Time-correlated Window Carrier-phase Aided GNSS Positioning Using Factor Graph Optimization for Urban Positioning
This work addresses improved positioning accuracy for GNSS users in challenging urban environments, representing an incremental advancement over existing methods.
The paper tackles urban GNSS positioning by proposing a method that uses time-correlated window carrier-phase measurements within a factor graph optimization to enhance robustness against outliers, achieving mean positioning errors of 1.76 meters and 2.96 meters in urban canyons with an automobile-level receiver and showing similar improvements with a low-cost smartphone receiver.

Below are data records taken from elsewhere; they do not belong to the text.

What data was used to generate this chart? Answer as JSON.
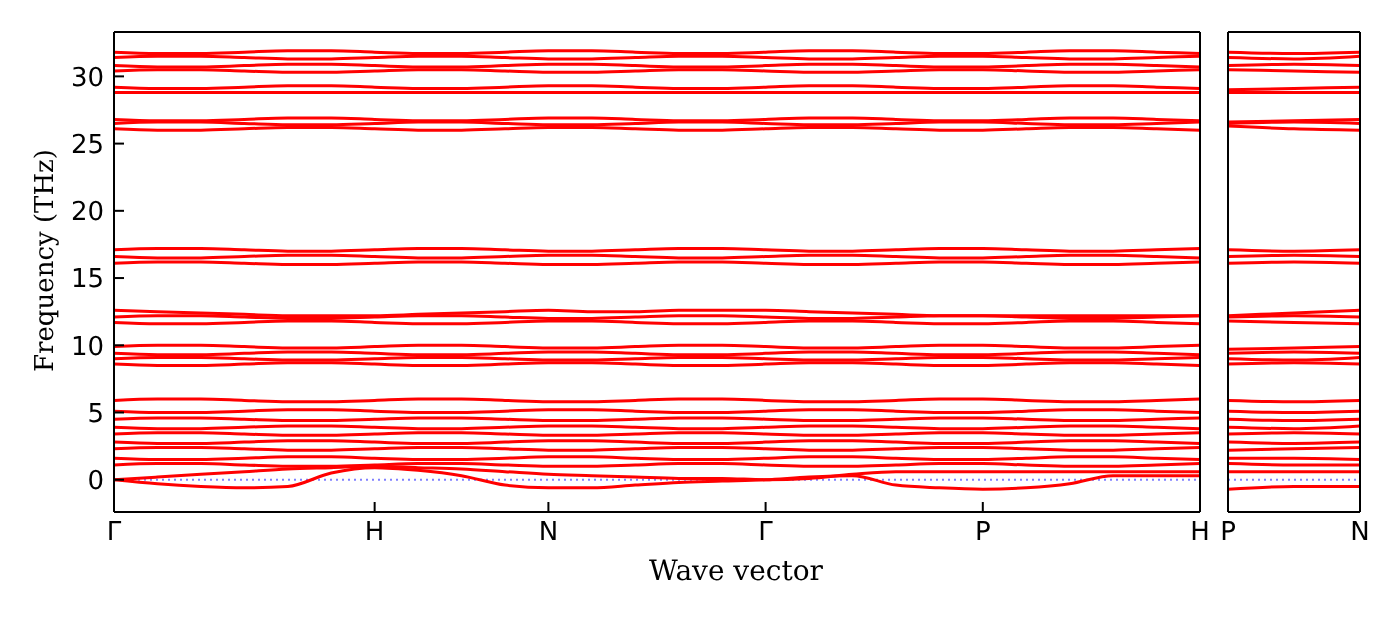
{
  "chart_data": [
    {
      "type": "line",
      "ylabel": "Frequency (THz)",
      "xlabel": "Wave vector",
      "ylim": [
        -2.4,
        33.3
      ],
      "yticks": [
        0,
        5,
        10,
        15,
        20,
        25,
        30
      ],
      "categories": [
        "Γ",
        null,
        null,
        null,
        null,
        null,
        "H",
        null,
        null,
        null,
        "N",
        null,
        null,
        null,
        null,
        "Γ",
        null,
        null,
        null,
        null,
        "P",
        null,
        null,
        null,
        null,
        "H"
      ],
      "marker": "none",
      "line_style": "solid",
      "legend": false,
      "ref_lines": [
        {
          "axis": "y",
          "value": 0,
          "color": "#8080ff",
          "line_style": "dotted"
        }
      ],
      "series": [
        {
          "color": "#ff0000",
          "values": [
            0,
            -0.3,
            -0.5,
            -0.6,
            -0.5,
            0.5,
            0.9,
            0.7,
            0.3,
            -0.4,
            -0.6,
            -0.6,
            -0.4,
            -0.2,
            -0.1,
            0,
            0.2,
            0.3,
            -0.4,
            -0.6,
            -0.7,
            -0.6,
            -0.3,
            0.3,
            0.3,
            0.3
          ]
        },
        {
          "color": "#ff0000",
          "values": [
            0,
            0.2,
            0.4,
            0.6,
            0.8,
            0.9,
            1,
            0.9,
            0.8,
            0.6,
            0.4,
            0.3,
            0.2,
            0.1,
            0.1,
            0,
            0.1,
            0.4,
            0.6,
            0.6,
            0.6,
            0.6,
            0.6,
            0.6,
            0.6,
            0.6
          ]
        },
        {
          "color": "#ff0000",
          "values": [
            1.1,
            1.2,
            1.2,
            1.1,
            1,
            1,
            1.1,
            1.2,
            1.2,
            1.1,
            1,
            1,
            1.1,
            1.2,
            1.2,
            1.1,
            1,
            1,
            1.1,
            1.2,
            1.2,
            1.1,
            1,
            1,
            1.1,
            1.2
          ]
        },
        {
          "color": "#ff0000",
          "values": [
            1.6,
            1.5,
            1.5,
            1.6,
            1.7,
            1.7,
            1.6,
            1.5,
            1.5,
            1.6,
            1.7,
            1.7,
            1.6,
            1.5,
            1.5,
            1.6,
            1.7,
            1.7,
            1.6,
            1.5,
            1.5,
            1.6,
            1.7,
            1.7,
            1.6,
            1.5
          ]
        },
        {
          "color": "#ff0000",
          "values": [
            2.3,
            2.4,
            2.4,
            2.3,
            2.2,
            2.2,
            2.3,
            2.4,
            2.4,
            2.3,
            2.2,
            2.2,
            2.3,
            2.4,
            2.4,
            2.3,
            2.2,
            2.2,
            2.3,
            2.4,
            2.4,
            2.3,
            2.2,
            2.2,
            2.3,
            2.4
          ]
        },
        {
          "color": "#ff0000",
          "values": [
            2.8,
            2.7,
            2.7,
            2.8,
            2.9,
            2.9,
            2.8,
            2.7,
            2.7,
            2.8,
            2.9,
            2.9,
            2.8,
            2.7,
            2.7,
            2.8,
            2.9,
            2.9,
            2.8,
            2.7,
            2.7,
            2.8,
            2.9,
            2.9,
            2.8,
            2.7
          ]
        },
        {
          "color": "#ff0000",
          "values": [
            3.4,
            3.5,
            3.5,
            3.4,
            3.3,
            3.3,
            3.4,
            3.5,
            3.5,
            3.4,
            3.3,
            3.3,
            3.4,
            3.5,
            3.5,
            3.4,
            3.3,
            3.3,
            3.4,
            3.5,
            3.5,
            3.4,
            3.3,
            3.3,
            3.4,
            3.5
          ]
        },
        {
          "color": "#ff0000",
          "values": [
            3.9,
            3.8,
            3.8,
            3.9,
            4,
            4,
            3.9,
            3.8,
            3.8,
            3.9,
            4,
            4,
            3.9,
            3.8,
            3.8,
            3.9,
            4,
            4,
            3.9,
            3.8,
            3.8,
            3.9,
            4,
            4,
            3.9,
            3.8
          ]
        },
        {
          "color": "#ff0000",
          "values": [
            4.5,
            4.6,
            4.6,
            4.5,
            4.4,
            4.4,
            4.5,
            4.6,
            4.6,
            4.5,
            4.4,
            4.4,
            4.5,
            4.6,
            4.6,
            4.5,
            4.4,
            4.4,
            4.5,
            4.6,
            4.6,
            4.5,
            4.4,
            4.4,
            4.5,
            4.6
          ]
        },
        {
          "color": "#ff0000",
          "values": [
            5.1,
            5,
            5,
            5.1,
            5.2,
            5.2,
            5.1,
            5,
            5,
            5.1,
            5.2,
            5.2,
            5.1,
            5,
            5,
            5.1,
            5.2,
            5.2,
            5.1,
            5,
            5,
            5.1,
            5.2,
            5.2,
            5.1,
            5
          ]
        },
        {
          "color": "#ff0000",
          "values": [
            5.9,
            6,
            6,
            5.9,
            5.8,
            5.8,
            5.9,
            6,
            6,
            5.9,
            5.8,
            5.8,
            5.9,
            6,
            6,
            5.9,
            5.8,
            5.8,
            5.9,
            6,
            6,
            5.9,
            5.8,
            5.8,
            5.9,
            6
          ]
        },
        {
          "color": "#ff0000",
          "values": [
            8.6,
            8.5,
            8.5,
            8.6,
            8.7,
            8.7,
            8.6,
            8.5,
            8.5,
            8.6,
            8.7,
            8.7,
            8.6,
            8.5,
            8.5,
            8.6,
            8.7,
            8.7,
            8.6,
            8.5,
            8.5,
            8.6,
            8.7,
            8.7,
            8.6,
            8.5
          ]
        },
        {
          "color": "#ff0000",
          "values": [
            9,
            9.1,
            9.1,
            9,
            8.9,
            8.9,
            9,
            9.1,
            9.1,
            9,
            8.9,
            8.9,
            9,
            9.1,
            9.1,
            9,
            8.9,
            8.9,
            9,
            9.1,
            9.1,
            9,
            8.9,
            8.9,
            9,
            9.1
          ]
        },
        {
          "color": "#ff0000",
          "values": [
            9.4,
            9.3,
            9.3,
            9.4,
            9.5,
            9.5,
            9.4,
            9.3,
            9.3,
            9.4,
            9.5,
            9.5,
            9.4,
            9.3,
            9.3,
            9.4,
            9.5,
            9.5,
            9.4,
            9.3,
            9.3,
            9.4,
            9.5,
            9.5,
            9.4,
            9.3
          ]
        },
        {
          "color": "#ff0000",
          "values": [
            9.9,
            10,
            10,
            9.9,
            9.8,
            9.8,
            9.9,
            10,
            10,
            9.9,
            9.8,
            9.8,
            9.9,
            10,
            10,
            9.9,
            9.8,
            9.8,
            9.9,
            10,
            10,
            9.9,
            9.8,
            9.8,
            9.9,
            10
          ]
        },
        {
          "color": "#ff0000",
          "values": [
            11.7,
            11.6,
            11.6,
            11.7,
            11.8,
            11.8,
            11.7,
            11.6,
            11.6,
            11.7,
            11.8,
            11.8,
            11.7,
            11.6,
            11.6,
            11.7,
            11.8,
            11.8,
            11.7,
            11.6,
            11.6,
            11.7,
            11.8,
            11.8,
            11.7,
            11.6
          ]
        },
        {
          "color": "#ff0000",
          "values": [
            12.1,
            12.2,
            12.2,
            12.1,
            12,
            12,
            12.1,
            12.2,
            12.2,
            12.1,
            12,
            12,
            12.1,
            12.2,
            12.2,
            12.1,
            12,
            12,
            12.1,
            12.2,
            12.2,
            12.1,
            12,
            12,
            12.1,
            12.2
          ]
        },
        {
          "color": "#ff0000",
          "values": [
            12.6,
            12.5,
            12.4,
            12.3,
            12.2,
            12.2,
            12.2,
            12.3,
            12.4,
            12.5,
            12.6,
            12.5,
            12.5,
            12.6,
            12.6,
            12.6,
            12.5,
            12.4,
            12.3,
            12.2,
            12.2,
            12.2,
            12.2,
            12.2,
            12.2,
            12.2
          ]
        },
        {
          "color": "#ff0000",
          "values": [
            16.1,
            16.2,
            16.2,
            16.1,
            16,
            16,
            16.1,
            16.2,
            16.2,
            16.1,
            16,
            16,
            16.1,
            16.2,
            16.2,
            16.1,
            16,
            16,
            16.1,
            16.2,
            16.2,
            16.1,
            16,
            16,
            16.1,
            16.2
          ]
        },
        {
          "color": "#ff0000",
          "values": [
            16.6,
            16.5,
            16.5,
            16.6,
            16.7,
            16.7,
            16.6,
            16.5,
            16.5,
            16.6,
            16.7,
            16.7,
            16.6,
            16.5,
            16.5,
            16.6,
            16.7,
            16.7,
            16.6,
            16.5,
            16.5,
            16.6,
            16.7,
            16.7,
            16.6,
            16.5
          ]
        },
        {
          "color": "#ff0000",
          "values": [
            17.1,
            17.2,
            17.2,
            17.1,
            17,
            17,
            17.1,
            17.2,
            17.2,
            17.1,
            17,
            17,
            17.1,
            17.2,
            17.2,
            17.1,
            17,
            17,
            17.1,
            17.2,
            17.2,
            17.1,
            17,
            17,
            17.1,
            17.2
          ]
        },
        {
          "color": "#ff0000",
          "values": [
            26.1,
            26,
            26,
            26.1,
            26.2,
            26.2,
            26.1,
            26,
            26,
            26.1,
            26.2,
            26.2,
            26.1,
            26,
            26,
            26.1,
            26.2,
            26.2,
            26.1,
            26,
            26,
            26.1,
            26.2,
            26.2,
            26.1,
            26
          ]
        },
        {
          "color": "#ff0000",
          "values": [
            26.5,
            26.6,
            26.6,
            26.5,
            26.4,
            26.4,
            26.5,
            26.6,
            26.6,
            26.5,
            26.4,
            26.4,
            26.5,
            26.6,
            26.6,
            26.5,
            26.4,
            26.4,
            26.5,
            26.6,
            26.6,
            26.5,
            26.4,
            26.4,
            26.5,
            26.6
          ]
        },
        {
          "color": "#ff0000",
          "values": [
            26.8,
            26.7,
            26.7,
            26.8,
            26.9,
            26.9,
            26.8,
            26.7,
            26.7,
            26.8,
            26.9,
            26.9,
            26.8,
            26.7,
            26.7,
            26.8,
            26.9,
            26.9,
            26.8,
            26.7,
            26.7,
            26.8,
            26.9,
            26.9,
            26.8,
            26.7
          ]
        },
        {
          "color": "#ff0000",
          "values": [
            28.8,
            28.8,
            28.8,
            28.8,
            28.8,
            28.8,
            28.8,
            28.8,
            28.8,
            28.8,
            28.8,
            28.8,
            28.8,
            28.8,
            28.8,
            28.8,
            28.8,
            28.8,
            28.8,
            28.8,
            28.8,
            28.8,
            28.8,
            28.8,
            28.8,
            28.8
          ]
        },
        {
          "color": "#ff0000",
          "values": [
            29.2,
            29.1,
            29.1,
            29.2,
            29.3,
            29.3,
            29.2,
            29.1,
            29.1,
            29.2,
            29.3,
            29.3,
            29.2,
            29.1,
            29.1,
            29.2,
            29.3,
            29.3,
            29.2,
            29.1,
            29.1,
            29.2,
            29.3,
            29.3,
            29.2,
            29.1
          ]
        },
        {
          "color": "#ff0000",
          "values": [
            30.4,
            30.5,
            30.5,
            30.4,
            30.3,
            30.3,
            30.4,
            30.5,
            30.5,
            30.4,
            30.3,
            30.3,
            30.4,
            30.5,
            30.5,
            30.4,
            30.3,
            30.3,
            30.4,
            30.5,
            30.5,
            30.4,
            30.3,
            30.3,
            30.4,
            30.5
          ]
        },
        {
          "color": "#ff0000",
          "values": [
            30.8,
            30.7,
            30.7,
            30.8,
            30.9,
            30.9,
            30.8,
            30.7,
            30.7,
            30.8,
            30.9,
            30.9,
            30.8,
            30.7,
            30.7,
            30.8,
            30.9,
            30.9,
            30.8,
            30.7,
            30.7,
            30.8,
            30.9,
            30.9,
            30.8,
            30.7
          ]
        },
        {
          "color": "#ff0000",
          "values": [
            31.4,
            31.5,
            31.5,
            31.4,
            31.3,
            31.3,
            31.4,
            31.5,
            31.5,
            31.4,
            31.3,
            31.3,
            31.4,
            31.5,
            31.5,
            31.4,
            31.3,
            31.3,
            31.4,
            31.5,
            31.5,
            31.4,
            31.3,
            31.3,
            31.4,
            31.5
          ]
        },
        {
          "color": "#ff0000",
          "values": [
            31.8,
            31.7,
            31.7,
            31.8,
            31.9,
            31.9,
            31.8,
            31.7,
            31.7,
            31.8,
            31.9,
            31.9,
            31.8,
            31.7,
            31.7,
            31.8,
            31.9,
            31.9,
            31.8,
            31.7,
            31.7,
            31.8,
            31.9,
            31.9,
            31.8,
            31.7
          ]
        }
      ]
    },
    {
      "type": "line",
      "tick_labels": "x",
      "ylim": [
        -2.4,
        33.3
      ],
      "yticks": [
        0,
        5,
        10,
        15,
        20,
        25,
        30
      ],
      "categories": [
        "P",
        null,
        "N"
      ],
      "marker": "none",
      "line_style": "solid",
      "legend": false,
      "ref_lines": [
        {
          "axis": "y",
          "value": 0,
          "color": "#8080ff",
          "line_style": "dotted"
        }
      ],
      "series": [
        {
          "color": "#ff0000",
          "values": [
            -0.7,
            -0.5,
            -0.5
          ]
        },
        {
          "color": "#ff0000",
          "values": [
            0.6,
            0.6,
            0.6
          ]
        },
        {
          "color": "#ff0000",
          "values": [
            1.2,
            1.1,
            1.1
          ]
        },
        {
          "color": "#ff0000",
          "values": [
            1.6,
            1.6,
            1.5
          ]
        },
        {
          "color": "#ff0000",
          "values": [
            2.2,
            2.3,
            2.4
          ]
        },
        {
          "color": "#ff0000",
          "values": [
            2.8,
            2.7,
            2.8
          ]
        },
        {
          "color": "#ff0000",
          "values": [
            3.4,
            3.5,
            3.4
          ]
        },
        {
          "color": "#ff0000",
          "values": [
            3.9,
            3.8,
            4
          ]
        },
        {
          "color": "#ff0000",
          "values": [
            4.5,
            4.4,
            4.5
          ]
        },
        {
          "color": "#ff0000",
          "values": [
            5.1,
            5,
            5.1
          ]
        },
        {
          "color": "#ff0000",
          "values": [
            5.9,
            5.8,
            5.9
          ]
        },
        {
          "color": "#ff0000",
          "values": [
            8.6,
            8.7,
            8.6
          ]
        },
        {
          "color": "#ff0000",
          "values": [
            9,
            8.9,
            9.1
          ]
        },
        {
          "color": "#ff0000",
          "values": [
            9.4,
            9.5,
            9.4
          ]
        },
        {
          "color": "#ff0000",
          "values": [
            9.7,
            9.8,
            9.9
          ]
        },
        {
          "color": "#ff0000",
          "values": [
            11.8,
            11.7,
            11.6
          ]
        },
        {
          "color": "#ff0000",
          "values": [
            12.1,
            12.2,
            12.1
          ]
        },
        {
          "color": "#ff0000",
          "values": [
            12.2,
            12.4,
            12.6
          ]
        },
        {
          "color": "#ff0000",
          "values": [
            16.1,
            16.2,
            16.1
          ]
        },
        {
          "color": "#ff0000",
          "values": [
            16.6,
            16.7,
            16.6
          ]
        },
        {
          "color": "#ff0000",
          "values": [
            17.1,
            17,
            17.1
          ]
        },
        {
          "color": "#ff0000",
          "values": [
            26.3,
            26.1,
            26
          ]
        },
        {
          "color": "#ff0000",
          "values": [
            26.5,
            26.6,
            26.5
          ]
        },
        {
          "color": "#ff0000",
          "values": [
            26.6,
            26.7,
            26.8
          ]
        },
        {
          "color": "#ff0000",
          "values": [
            28.8,
            28.8,
            28.8
          ]
        },
        {
          "color": "#ff0000",
          "values": [
            29,
            29.1,
            29.2
          ]
        },
        {
          "color": "#ff0000",
          "values": [
            30.5,
            30.4,
            30.3
          ]
        },
        {
          "color": "#ff0000",
          "values": [
            30.8,
            30.9,
            30.8
          ]
        },
        {
          "color": "#ff0000",
          "values": [
            31.4,
            31.3,
            31.5
          ]
        },
        {
          "color": "#ff0000",
          "values": [
            31.8,
            31.7,
            31.8
          ]
        }
      ]
    }
  ]
}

This paper proposes an improved global navigation satellite system (GNSS) positioning method that explores the time correlation between consecutive epochs of the code and carrier phase measurements which significantly increases the robustness against outlier measurements. Instead of relying on the time difference carrier phase (TDCP) which only considers two neighboring epochs using an extended Kalman filter (EKF) estimator, this paper proposed to employ the carrier-phase measurements inside a window, the so-called window carrier-phase (WCP), to constrain the states inside a factor graph. A left null space matrix is employed to eliminate the shared unknown ambiguity variables and therefore, correlated the associated states inside the WCP. Then the pseudorange, Doppler, and the constructed WCP measurements are integrated simultaneously using factor graph optimization (FGO) to estimate the state of the GNSS receiver. We evaluated the performance of the proposed method in two typical urban canyons in Hong Kong, achieving the mean positioning error of 1.76 meters and 2.96 meters, respectively, using the automobile-level GNSS receiver. Meanwhile, the effectiveness of the proposed method is further evaluated using a low-cost smartphone level GNSS receiver and similar improvement is also obtained, compared with several existing GNSS positioning methods.